From Uncertainty to Understanding

Partner: RiskRecon by Mastercard

Third-party risk management (TPRM) requires triaging a massive number of vendors with imperfect information, leading to costly bad decisions. This research explores the “Expected Value of Perfect Information” by testing four decision scenarios to see which data points—firmographic or technical—provide a reliable signal of an organization’s actual cyber risk posture. We move from simple industry classifications to full technical insights to measure how much uncertainty can be eliminated from the assessment process.

The results demonstrate that “what you do is a much bigger determinant of risk than who you are.” Basic firmographic information, such as industry or company size, explains less than 5% of the variation in a firm’s risk posture. In contrast, a high-fidelity model incorporating full technical insights into security findings is nearly 22 times more effective for diagnosing vendor risk than relying on industry alone. This report rewards the click by proving that once you have technical data, factors like physical geography become largely irrelevant to the prediction.

Notably, the model reveals a “remediation chasm” where smaller firms tend to struggle to fix security issues, while larger enterprises are better able to mitigate them in a timely manner. Technical insights provide a focusing lens that allows other information, like firmographics, to be used with greater precision.
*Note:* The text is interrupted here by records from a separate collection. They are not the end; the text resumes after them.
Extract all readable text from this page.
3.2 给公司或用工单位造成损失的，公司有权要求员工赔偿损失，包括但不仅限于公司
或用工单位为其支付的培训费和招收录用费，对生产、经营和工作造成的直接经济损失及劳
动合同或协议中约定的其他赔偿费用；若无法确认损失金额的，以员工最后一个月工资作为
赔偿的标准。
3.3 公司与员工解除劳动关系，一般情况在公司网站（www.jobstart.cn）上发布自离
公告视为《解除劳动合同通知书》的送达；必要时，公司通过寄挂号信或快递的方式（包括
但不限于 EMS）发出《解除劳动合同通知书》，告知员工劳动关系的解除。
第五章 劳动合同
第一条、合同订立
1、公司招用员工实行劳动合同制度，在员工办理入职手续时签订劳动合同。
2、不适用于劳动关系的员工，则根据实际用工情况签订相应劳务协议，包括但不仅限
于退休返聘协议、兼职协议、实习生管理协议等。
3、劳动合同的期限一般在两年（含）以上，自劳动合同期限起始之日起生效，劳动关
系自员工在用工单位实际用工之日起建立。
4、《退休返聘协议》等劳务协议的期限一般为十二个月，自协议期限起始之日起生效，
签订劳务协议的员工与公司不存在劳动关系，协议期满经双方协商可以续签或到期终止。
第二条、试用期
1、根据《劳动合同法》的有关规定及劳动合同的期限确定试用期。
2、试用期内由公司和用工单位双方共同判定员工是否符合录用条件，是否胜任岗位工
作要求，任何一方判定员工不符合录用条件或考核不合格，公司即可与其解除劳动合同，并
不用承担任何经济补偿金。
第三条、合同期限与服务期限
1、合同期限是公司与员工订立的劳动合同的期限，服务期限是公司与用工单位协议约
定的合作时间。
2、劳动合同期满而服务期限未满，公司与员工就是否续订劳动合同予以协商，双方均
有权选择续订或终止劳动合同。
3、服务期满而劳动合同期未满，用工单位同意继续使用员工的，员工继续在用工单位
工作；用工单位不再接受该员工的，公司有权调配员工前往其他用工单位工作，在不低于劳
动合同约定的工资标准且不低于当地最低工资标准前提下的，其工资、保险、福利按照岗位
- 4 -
This study serves as a vital guide for risk professionals looking to swap unreliable questionnaire answers for objective, internet-facing technical signals.

Key Findings

  • 22X Predictive Power: Vendor risk assessments based on technical OSINT data are nearly 22 times more powerful for predicting risk posture than using industry as the primary factor.
  • The Firmographic Fallacy: Basic firmographics like size and industry only explain 4.8% of the variation in a firm’s actual risk posture.
  • Unsafe Services Signal: The exposure of unsafe network services proved to be the strongest single predictor of an organization’s overall risk posture.
  • Resource-Velocity Correlation: Once technical findings are known, larger firm size becomes a predictor of better risk mitigation, likely due to greater available resources.
  • The High-Value Target Gap: While most organizations have less than one critical finding per high-value host, a specific subset of high-risk firms exhibits a much denser concentration of vulnerabilities.
  • Size Inversion: In the absence of technical data, small firms appear less risky; however, when technical findings are revealed, small firms are shown to struggle more with remediation.

A collaborative study between RiskRecon and Cyentia Institute analyzing internet-facing systems for 40,000 organizations, 9 million assets, and over 70 million security findings.